A mídia fala do mundo para vendê-lo. “Sua moral utilitarista , com o mercado como vetor de mudanças (…), não contempla a utilidade social, pelo contrário, é privatista e redutora da sensibilidade quanto ao coletivo”. P.64

II – A hexis educativa

A educação neste século corresponde a um modelo societal compatível com o regime fordista de trabalho: divisão e especialização, visando à produção em série. P.89. Neste regime, educação e saúde parecem tornar-se gastos sociais por demais elevados para os interesses industriais. P. 90

Educação tecnicista, pedagogia individualista, ideologicamente utilitarista: “aprende-se parcelarmente e funcionalmente, em função das exigências fragmentárias da indústria ou do mercado. Não se instala aí nenhum horizonte ético, a não ser o da deontologia empresarial”. P.102

“A passagem progressiva das instituições tradicionais à condição de puras prestadoras de serviços afeta grandemente os núcleos de elaboração e transmissão de valores capazes de atenderem às exigências das novas formas de representação social.

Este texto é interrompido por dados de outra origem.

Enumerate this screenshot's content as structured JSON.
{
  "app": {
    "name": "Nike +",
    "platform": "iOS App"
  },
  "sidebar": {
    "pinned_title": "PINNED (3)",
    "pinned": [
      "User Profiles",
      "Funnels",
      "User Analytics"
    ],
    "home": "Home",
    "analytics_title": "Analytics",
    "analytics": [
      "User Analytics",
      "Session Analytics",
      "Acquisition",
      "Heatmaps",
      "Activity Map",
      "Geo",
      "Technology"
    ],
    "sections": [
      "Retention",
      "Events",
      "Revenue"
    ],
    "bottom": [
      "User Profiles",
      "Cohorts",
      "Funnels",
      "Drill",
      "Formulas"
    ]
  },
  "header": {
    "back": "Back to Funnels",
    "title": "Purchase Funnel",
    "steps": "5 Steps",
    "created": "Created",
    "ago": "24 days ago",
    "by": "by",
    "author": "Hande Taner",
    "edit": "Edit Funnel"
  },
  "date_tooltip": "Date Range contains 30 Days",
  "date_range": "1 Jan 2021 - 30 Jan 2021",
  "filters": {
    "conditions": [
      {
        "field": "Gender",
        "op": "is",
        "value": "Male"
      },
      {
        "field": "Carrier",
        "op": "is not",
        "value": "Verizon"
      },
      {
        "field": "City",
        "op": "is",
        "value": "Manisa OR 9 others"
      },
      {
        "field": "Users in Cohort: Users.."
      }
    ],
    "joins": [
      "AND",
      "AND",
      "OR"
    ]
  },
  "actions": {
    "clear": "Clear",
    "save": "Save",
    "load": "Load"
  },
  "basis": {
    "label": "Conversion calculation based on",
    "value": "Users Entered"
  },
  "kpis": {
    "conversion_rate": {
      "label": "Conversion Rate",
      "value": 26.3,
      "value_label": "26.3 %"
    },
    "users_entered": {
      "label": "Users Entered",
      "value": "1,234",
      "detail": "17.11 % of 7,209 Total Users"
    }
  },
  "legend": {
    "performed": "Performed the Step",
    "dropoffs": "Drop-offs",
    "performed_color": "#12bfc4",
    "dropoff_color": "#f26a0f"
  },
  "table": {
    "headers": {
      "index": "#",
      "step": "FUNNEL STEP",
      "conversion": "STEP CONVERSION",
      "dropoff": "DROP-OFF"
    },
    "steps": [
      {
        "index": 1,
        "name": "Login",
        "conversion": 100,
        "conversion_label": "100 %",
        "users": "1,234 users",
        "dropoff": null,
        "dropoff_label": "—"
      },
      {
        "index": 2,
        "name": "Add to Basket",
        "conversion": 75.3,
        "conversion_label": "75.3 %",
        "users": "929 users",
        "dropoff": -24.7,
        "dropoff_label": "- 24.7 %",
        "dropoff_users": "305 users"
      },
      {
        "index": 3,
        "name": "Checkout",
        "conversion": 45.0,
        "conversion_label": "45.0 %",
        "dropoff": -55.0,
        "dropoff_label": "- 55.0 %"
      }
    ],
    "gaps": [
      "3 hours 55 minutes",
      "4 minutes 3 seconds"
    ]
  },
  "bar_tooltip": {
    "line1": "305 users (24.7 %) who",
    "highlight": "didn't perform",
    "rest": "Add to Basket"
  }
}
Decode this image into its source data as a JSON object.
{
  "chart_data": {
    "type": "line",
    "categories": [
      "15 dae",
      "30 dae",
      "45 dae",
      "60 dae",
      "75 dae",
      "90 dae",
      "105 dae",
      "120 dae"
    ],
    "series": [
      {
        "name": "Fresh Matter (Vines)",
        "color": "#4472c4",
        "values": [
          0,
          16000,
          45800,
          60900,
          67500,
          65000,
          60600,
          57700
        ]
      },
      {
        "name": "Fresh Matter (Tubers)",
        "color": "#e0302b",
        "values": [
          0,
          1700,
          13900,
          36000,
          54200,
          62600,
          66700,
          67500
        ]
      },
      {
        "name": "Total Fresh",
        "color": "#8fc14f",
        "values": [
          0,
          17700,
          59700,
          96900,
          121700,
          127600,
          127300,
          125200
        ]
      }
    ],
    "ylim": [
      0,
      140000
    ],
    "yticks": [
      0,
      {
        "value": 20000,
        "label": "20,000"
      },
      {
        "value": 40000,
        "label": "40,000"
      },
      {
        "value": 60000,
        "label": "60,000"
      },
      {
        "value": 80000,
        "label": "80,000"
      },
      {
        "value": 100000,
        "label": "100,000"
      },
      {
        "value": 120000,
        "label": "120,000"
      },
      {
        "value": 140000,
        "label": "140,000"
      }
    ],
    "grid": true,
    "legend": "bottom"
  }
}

Sem modelos seguros, a plástica consciência do jovem torna-se facilmente permeável à regulação tecnocultural do mercado, cujos valores básicos são a fama (…) e o poder monetário”. P.110. Eis a geração Y, que “tipifica um novo modelo de individualização, que transforma o consumo hedonista e o ludismo tecnológico em grandes fins existenciais”. P.111

III – Virtus como metáfora

No cinema, televisão ou videogames, a projeção “constrói-se paulatinamente, juntamente com as ficcionalizações publicitárias, uma vida paralela ou vicária, com as características culturais de uma realidade virtual. Mas a imersão do participante na experiência é puramente mental ou afetiva”. P.122

A realidade virtual “implica uma espécie de transição entre alucinação e ilusão – ou então, uma ‘alucinação consensual’, para se usar a expressão cunhada por William Gibson. O espectador ou usuário aceita incialmente o pacto da ilusão (…) e experiência alucinatoriamente (mas de modo tecnologicamente controlado) a mediação criada pela máquina. Tudo isto transcorre na mente do espectador, enquanto seu corpo – separado, como nas experiências com drogas alucinógenas ou nas descrições esotéricas de ‘viagens astrais’ – permanece ancorado no espaço físico”. P.143

IV – Communitas, ethiké

“Agora é a forma vazia de mercado (tal qual a razão prática criticada por Kant), para além das operações concretas de troca econômica, que tende a confundir-se com a existência cotidiana, graças à simulação midiática – de fato, uma nova tecnologia societal – de uma forma de vida, um novo bios, que tenta reduzir todas as variáveis humanas em nível da forma vazia de mercado”. P.190

“Os cenários contemporâneos (…) sinalizam para a hipertrofia das formas civilizatórias (o urbanismo colonizador em várias instâncias) sobre as culturais, ou seja, apontam para a hegemonia das raízes da civilização ocidental, cristã e branca sobre outros princípios originários de organização do mundo.
     Instantaneidade, simultaneidade e globalidade (o tempo real) constituem (…) os valores de todo esse processo”. P.199

“A ética pressupõe períodos de contemplação, deliberação e a adoção de um cálculo moral. Quem tem tempo para tal auto-análise quando o mundo está girando na velocidade da Internet?”. (MORBERG, Dennis. In: Fortune Américas. Cf. Jornal do Brasil, 4/4/2000). P.200

V – Communicatio e epistème

Nesta nova etapa histórica do capital, a dimensão societal (Estado, empresas) procura estender-se até as zonas menos determinadas da socialidade. De um lado, a ampliação do controle societal sobre o próprio fenômeno biológico do homem – por genética ou biotecnologia; de outro, o controle das redes de socialidade (parentesco, vizinhança, amizade, amor, etc.), que escapavam à regulação dos aparelhos societais – por midiatização, por formas virtualizadas da vida”. P.238

“A mão-de-obra técnica do bios midiático (jornalistas) costuma afetar um certo desprezo pela teoria, porque se acha mais autorizada para falar do que faz”. P.252

A questão fundamental de uma ciência da comunicação é a vinculação humana, o que implica “pesquisar os caminhos políticos de abertura existencial para o homem contemporâneo, a quem se tenta dar a impressão de que tudo está dito pela técnica ou de que o futuro já chegou”. P.258

Carnavais, Malandros e Heróis
(Roberto DaMatta – Brasil, 1979)

Desfile militar e Carnaval. Opostos e complementares. Um rito acentua a separação. O outro inverte as posições sociais. O desfilante, geralmente pobre, negro, representando a figura de um nobre ou rei – teatralização que salienta o caráter domesticado de pobre em nobre. Uma trégua entre dominantes e dominados.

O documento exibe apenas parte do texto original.